We were also using club card data to know the purchases in the real world. As a result, we were getting more than 2 billion data points per day. That’s why it took us a long time to analyse and gather comprehensive data to get a clear picture of consumers’ behaviour.

How do you apply the data to your work at ‘ViewersLogic’?

We created a dashboard for our clients to enable them to know exactly how much each channel costs to bring a person to their website, to register or buy something from the website. We have the data on every company in the world and the dashboard shows not only how our client is performing, but also their competition. They can see what works for them and what doesn’t, the effect of frequency and effectiveness of competition ads. This really helps companies to understand how much money they need to move from channel A to channel B in order to optimise their performance and TV campaigns.

Our method is very different from the five-minutes attribution model used today in the market. Other consumer analytics companies are calculating the baseline of the website (how many people are supposed to be on the website, if there are no TV ads), and then they attribute all the extra visitors to the website to the previous ad that was aired in the past five minutes. However, only 1% of the traffic comes within five minutes and companies cannot optimise their campaigns according to this 1 %. The main shortcoming to this model is that it does not take frequency into account. If a consumer sees an ad on a certain channel, it’s not the same whether it’s the first or the fifth ad. That’s why our attribution window looks at all ads the user has viewed in the week before entering the website. This means that if the user viewed four ads on four different channels, we’ll give each channel only 25% of the attribution.

How do you think marketing trends will change in the future, bearing in mind your data?

I believe that one of the main problems nowadays is that TV and online advertising are treated as completely two separate things.

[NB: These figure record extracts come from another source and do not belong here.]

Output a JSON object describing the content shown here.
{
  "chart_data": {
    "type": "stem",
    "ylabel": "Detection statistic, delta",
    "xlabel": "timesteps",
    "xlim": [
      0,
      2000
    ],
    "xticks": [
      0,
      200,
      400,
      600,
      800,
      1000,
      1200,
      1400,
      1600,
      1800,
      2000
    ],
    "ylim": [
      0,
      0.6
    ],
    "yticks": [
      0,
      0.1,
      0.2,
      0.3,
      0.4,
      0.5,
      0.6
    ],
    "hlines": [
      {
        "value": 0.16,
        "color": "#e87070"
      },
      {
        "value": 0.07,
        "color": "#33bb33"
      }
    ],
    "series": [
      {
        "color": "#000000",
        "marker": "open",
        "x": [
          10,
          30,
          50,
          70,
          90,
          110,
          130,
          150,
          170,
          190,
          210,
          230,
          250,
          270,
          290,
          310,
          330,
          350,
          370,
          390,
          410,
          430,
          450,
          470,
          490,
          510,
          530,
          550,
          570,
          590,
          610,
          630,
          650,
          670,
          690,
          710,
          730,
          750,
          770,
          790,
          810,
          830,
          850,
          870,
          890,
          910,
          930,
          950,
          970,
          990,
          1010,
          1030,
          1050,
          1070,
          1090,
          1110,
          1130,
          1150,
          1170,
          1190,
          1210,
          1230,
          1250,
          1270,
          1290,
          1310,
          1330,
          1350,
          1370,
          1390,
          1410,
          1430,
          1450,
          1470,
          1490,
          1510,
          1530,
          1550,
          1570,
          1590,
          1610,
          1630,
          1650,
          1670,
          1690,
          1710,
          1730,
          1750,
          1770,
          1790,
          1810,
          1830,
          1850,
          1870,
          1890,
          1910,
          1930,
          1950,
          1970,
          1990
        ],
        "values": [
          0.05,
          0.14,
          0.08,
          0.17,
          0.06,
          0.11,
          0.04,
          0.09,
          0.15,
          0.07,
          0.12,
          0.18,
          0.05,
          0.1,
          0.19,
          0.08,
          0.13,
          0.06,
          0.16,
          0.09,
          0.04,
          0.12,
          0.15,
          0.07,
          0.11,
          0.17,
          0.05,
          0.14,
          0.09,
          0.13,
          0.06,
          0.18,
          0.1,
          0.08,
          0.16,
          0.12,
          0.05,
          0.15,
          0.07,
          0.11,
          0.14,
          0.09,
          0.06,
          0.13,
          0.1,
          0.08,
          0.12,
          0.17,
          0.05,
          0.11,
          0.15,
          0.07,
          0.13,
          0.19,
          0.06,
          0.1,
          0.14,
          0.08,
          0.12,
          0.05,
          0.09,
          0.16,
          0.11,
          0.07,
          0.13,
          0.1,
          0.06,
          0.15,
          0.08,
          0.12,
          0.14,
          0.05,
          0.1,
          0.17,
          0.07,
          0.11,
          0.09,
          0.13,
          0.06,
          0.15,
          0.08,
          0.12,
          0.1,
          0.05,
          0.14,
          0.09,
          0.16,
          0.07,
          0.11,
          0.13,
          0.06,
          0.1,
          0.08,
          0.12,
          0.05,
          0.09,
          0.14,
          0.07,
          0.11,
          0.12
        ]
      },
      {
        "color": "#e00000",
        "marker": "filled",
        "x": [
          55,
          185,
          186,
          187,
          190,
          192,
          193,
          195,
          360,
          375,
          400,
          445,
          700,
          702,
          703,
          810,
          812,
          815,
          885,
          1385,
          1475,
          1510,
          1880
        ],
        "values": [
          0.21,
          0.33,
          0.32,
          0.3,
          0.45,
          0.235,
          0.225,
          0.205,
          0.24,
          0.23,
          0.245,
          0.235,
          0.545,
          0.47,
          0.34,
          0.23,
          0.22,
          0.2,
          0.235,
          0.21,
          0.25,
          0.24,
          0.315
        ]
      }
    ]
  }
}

When companies are doing TV and cross-media campaigns, there are currently two strategies to optimise their campaign. The first one is when companies aim to optimise their reach, which means that they want to reach online people who haven’t been reached on TV. The second strategy is to reach a certain number of people on TV and reach the same people online in order to activate them. This is the better strategy because people should see the TV ad five or 10 times and when they see the ad online, the chances to click on it are way higher than, if they haven’t seen it on TV. This strategy is more effective for online companies and our technology can help them design their campaigns in a better way. We believe that the campaign should integrate TV way more than just online and this will be the future of marketing.

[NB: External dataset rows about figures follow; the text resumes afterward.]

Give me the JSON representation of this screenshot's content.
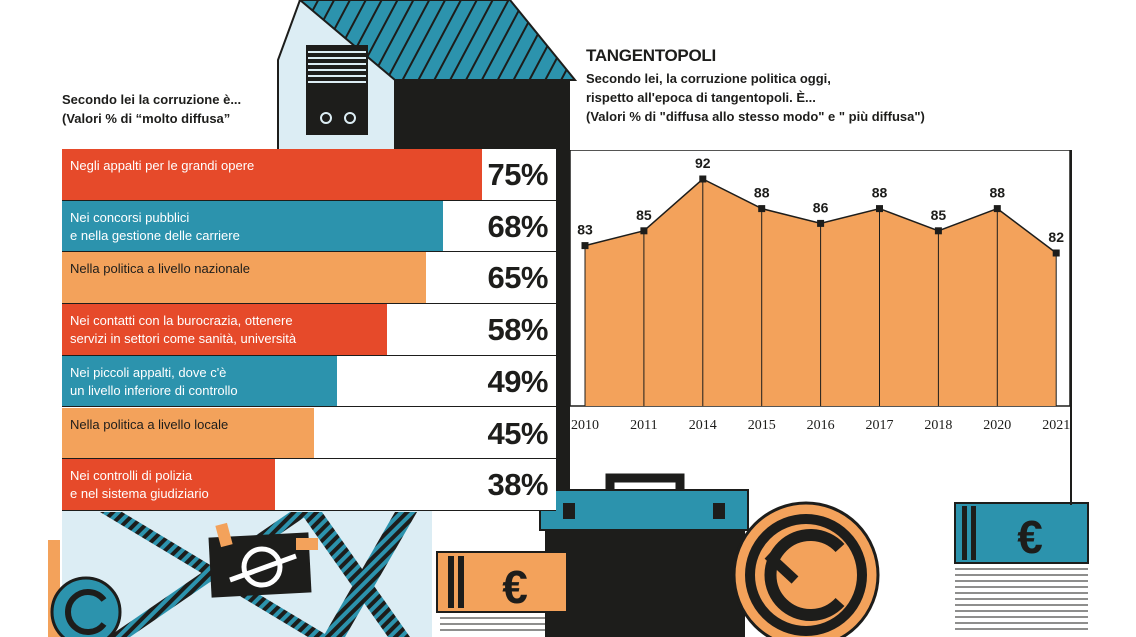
{
  "left_panel": {
    "title_line1": "Secondo lei la corruzione è...",
    "title_line2": "(Valori % di “molto diffusa”"
  },
  "right_panel": {
    "heading": "TANGENTOPOLI",
    "subtitle_line1": "Secondo lei, la corruzione politica oggi,",
    "subtitle_line2": "rispetto all'epoca di tangentopoli. È...",
    "subtitle_line3": "(Valori % di \"diffusa allo stesso modo\" e \" più diffusa\")"
  },
  "colors": {
    "red": "#e64a2a",
    "teal": "#2c93ad",
    "orange": "#f3a25b",
    "dark": "#1d1d1b",
    "light_blue": "#dcedf4"
  },
  "chart_data": [
    {
      "type": "bar",
      "orientation": "horizontal",
      "categories": [
        "Negli appalti per le grandi opere",
        "Nei concorsi pubblici\ne nella gestione delle carriere",
        "Nella politica a livello nazionale",
        "Nei contatti con la burocrazia, ottenere\nservizi in settori come sanità, università",
        "Nei piccoli appalti, dove c'è\nun livello inferiore di controllo",
        "Nella politica a livello locale",
        "Nei controlli di polizia\ne nel sistema giudiziario"
      ],
      "values": [
        75,
        68,
        65,
        58,
        49,
        45,
        38
      ],
      "value_labels": [
        "75%",
        "68%",
        "65%",
        "58%",
        "49%",
        "45%",
        "38%"
      ],
      "bar_colors": [
        "#e64a2a",
        "#2c93ad",
        "#f3a25b",
        "#e64a2a",
        "#2c93ad",
        "#f3a25b",
        "#e64a2a"
      ],
      "xlim": [
        0,
        100
      ]
    },
    {
      "type": "area",
      "x": [
        "2010",
        "2011",
        "2014",
        "2015",
        "2016",
        "2017",
        "2018",
        "2020",
        "2021"
      ],
      "values": [
        83,
        85,
        92,
        88,
        86,
        88,
        85,
        88,
        82
      ],
      "value_labels": [
        "83",
        "85",
        "92",
        "88",
        "86",
        "88",
        "85",
        "88",
        "82"
      ],
      "ylim": [
        0,
        92
      ],
      "fill_color": "#f3a25b",
      "grid": "vertical"
    }
  ]
}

If a company has a campaign with an 80% rating, is it successful? The answer is that the fact a company has an 80% reach is irrelevant to the success of the campaign. The same is with online advertising. Companies moved from CPT (cost per thousand – paying for 1,000 people to see the ad) towards CPA (cost per action – paying only for people who take a specific action) in digital advertising.

With our data companies can understand that TV advertising increases the impact of online advertising and they can start using CPA with TV advertising. Therefore, the main impact our data will have is combining TV and online advertising to optimise campaigns, making them more effective and less costly.